Diverse User Preference Elicitation with Multi-Armed Bandits

Javier Parapar
Proceedings of the ACM international Conference on Web Search and Data Mining (WSDM) (2021)

Abstract

Personalized recommender systems rely on knowledge of user preferences to produce recommendations. While those preferences are often obtained from past user interactions with the recommendation catalog, in some situations such observations are insufficient or unavailable. The most widely studied case is with new users, although other similar situations arise where explicit preference elicitation is valuable. At the same time, a seemingly disparate challenge is that there is a well known popularity bias in many algorithmic approaches to recommender systems. The most common way of addressing this challenge is diversification, which tends to be applied to the output of a recommender algorithm, prior to items being presented to users.

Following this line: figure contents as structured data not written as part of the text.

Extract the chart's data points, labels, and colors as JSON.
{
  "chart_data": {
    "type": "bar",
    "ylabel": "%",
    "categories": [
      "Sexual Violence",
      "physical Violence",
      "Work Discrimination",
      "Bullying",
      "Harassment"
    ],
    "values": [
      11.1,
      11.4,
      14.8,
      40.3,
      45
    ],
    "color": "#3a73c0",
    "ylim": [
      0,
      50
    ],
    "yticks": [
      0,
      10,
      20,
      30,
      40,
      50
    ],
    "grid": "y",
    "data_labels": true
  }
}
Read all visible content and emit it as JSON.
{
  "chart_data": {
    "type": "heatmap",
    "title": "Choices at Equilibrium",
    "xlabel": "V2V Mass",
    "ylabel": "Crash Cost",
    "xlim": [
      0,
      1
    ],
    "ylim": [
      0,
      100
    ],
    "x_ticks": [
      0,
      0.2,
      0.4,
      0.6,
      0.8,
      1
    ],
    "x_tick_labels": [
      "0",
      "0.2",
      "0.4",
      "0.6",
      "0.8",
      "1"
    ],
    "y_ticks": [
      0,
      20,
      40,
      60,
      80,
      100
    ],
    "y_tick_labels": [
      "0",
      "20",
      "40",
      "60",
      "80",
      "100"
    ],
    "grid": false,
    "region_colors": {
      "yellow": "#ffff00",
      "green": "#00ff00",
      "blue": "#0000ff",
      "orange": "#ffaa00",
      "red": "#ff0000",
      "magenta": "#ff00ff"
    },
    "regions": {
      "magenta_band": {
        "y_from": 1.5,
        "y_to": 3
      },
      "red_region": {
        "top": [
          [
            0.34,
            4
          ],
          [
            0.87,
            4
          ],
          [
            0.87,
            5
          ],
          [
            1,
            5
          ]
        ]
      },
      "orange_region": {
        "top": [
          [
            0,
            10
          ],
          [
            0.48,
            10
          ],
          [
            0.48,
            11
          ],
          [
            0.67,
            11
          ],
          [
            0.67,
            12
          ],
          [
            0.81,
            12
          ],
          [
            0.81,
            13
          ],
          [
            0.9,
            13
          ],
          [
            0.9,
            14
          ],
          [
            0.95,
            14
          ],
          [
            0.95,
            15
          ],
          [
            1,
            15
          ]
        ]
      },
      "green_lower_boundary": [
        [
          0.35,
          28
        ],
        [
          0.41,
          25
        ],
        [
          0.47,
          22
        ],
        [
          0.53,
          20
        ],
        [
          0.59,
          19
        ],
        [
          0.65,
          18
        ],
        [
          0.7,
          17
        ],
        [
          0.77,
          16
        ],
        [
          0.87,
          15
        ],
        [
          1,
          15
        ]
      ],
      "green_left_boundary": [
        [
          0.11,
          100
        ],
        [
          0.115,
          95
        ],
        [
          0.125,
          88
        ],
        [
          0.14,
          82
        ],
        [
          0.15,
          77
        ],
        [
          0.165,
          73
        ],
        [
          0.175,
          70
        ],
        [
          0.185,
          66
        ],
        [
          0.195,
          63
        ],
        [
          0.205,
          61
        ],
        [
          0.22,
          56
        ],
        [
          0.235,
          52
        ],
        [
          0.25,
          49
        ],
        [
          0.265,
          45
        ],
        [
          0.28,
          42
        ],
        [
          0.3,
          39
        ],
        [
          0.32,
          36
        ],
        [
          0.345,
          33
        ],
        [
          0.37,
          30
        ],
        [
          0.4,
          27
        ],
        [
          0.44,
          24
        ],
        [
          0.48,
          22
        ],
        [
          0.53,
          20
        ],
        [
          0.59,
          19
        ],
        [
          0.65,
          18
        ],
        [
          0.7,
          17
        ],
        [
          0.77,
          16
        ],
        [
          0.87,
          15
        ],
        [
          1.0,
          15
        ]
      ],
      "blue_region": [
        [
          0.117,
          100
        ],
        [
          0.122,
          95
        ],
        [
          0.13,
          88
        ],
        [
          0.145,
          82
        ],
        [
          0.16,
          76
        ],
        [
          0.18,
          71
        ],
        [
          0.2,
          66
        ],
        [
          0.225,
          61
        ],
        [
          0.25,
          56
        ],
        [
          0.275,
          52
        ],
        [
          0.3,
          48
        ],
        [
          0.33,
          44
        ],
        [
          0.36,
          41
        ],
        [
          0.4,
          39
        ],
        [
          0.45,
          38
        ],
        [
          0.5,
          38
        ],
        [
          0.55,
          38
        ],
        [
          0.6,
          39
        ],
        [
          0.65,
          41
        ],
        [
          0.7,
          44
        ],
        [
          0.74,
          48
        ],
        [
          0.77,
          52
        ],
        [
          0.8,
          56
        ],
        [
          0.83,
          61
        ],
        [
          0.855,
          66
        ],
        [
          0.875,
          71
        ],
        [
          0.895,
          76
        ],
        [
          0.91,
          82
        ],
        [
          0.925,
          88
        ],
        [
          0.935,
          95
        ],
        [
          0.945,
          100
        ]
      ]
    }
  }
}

We tie these two problems together, showing a tight relationship. Our results show that popularity bias in preference elicitation contributes to popularity bias in recommendation. In particular, most elicitation methods directly optimize only for the relevance of recommendations that would result from collected preferences. This focus on recommendation accuracy biases the preferences collected. We demonstrate how diversification can instead be applied directly at elicitation time. Our model diversifies the preferences elicited using Multi-Armed Bandits, a classical exploration-exploitation framework from reinforcement learning. This leads to a broader understanding of users' preferences, and improved diversity and serendipity of recommendations, without necessitating post-hoc debiasing corrections.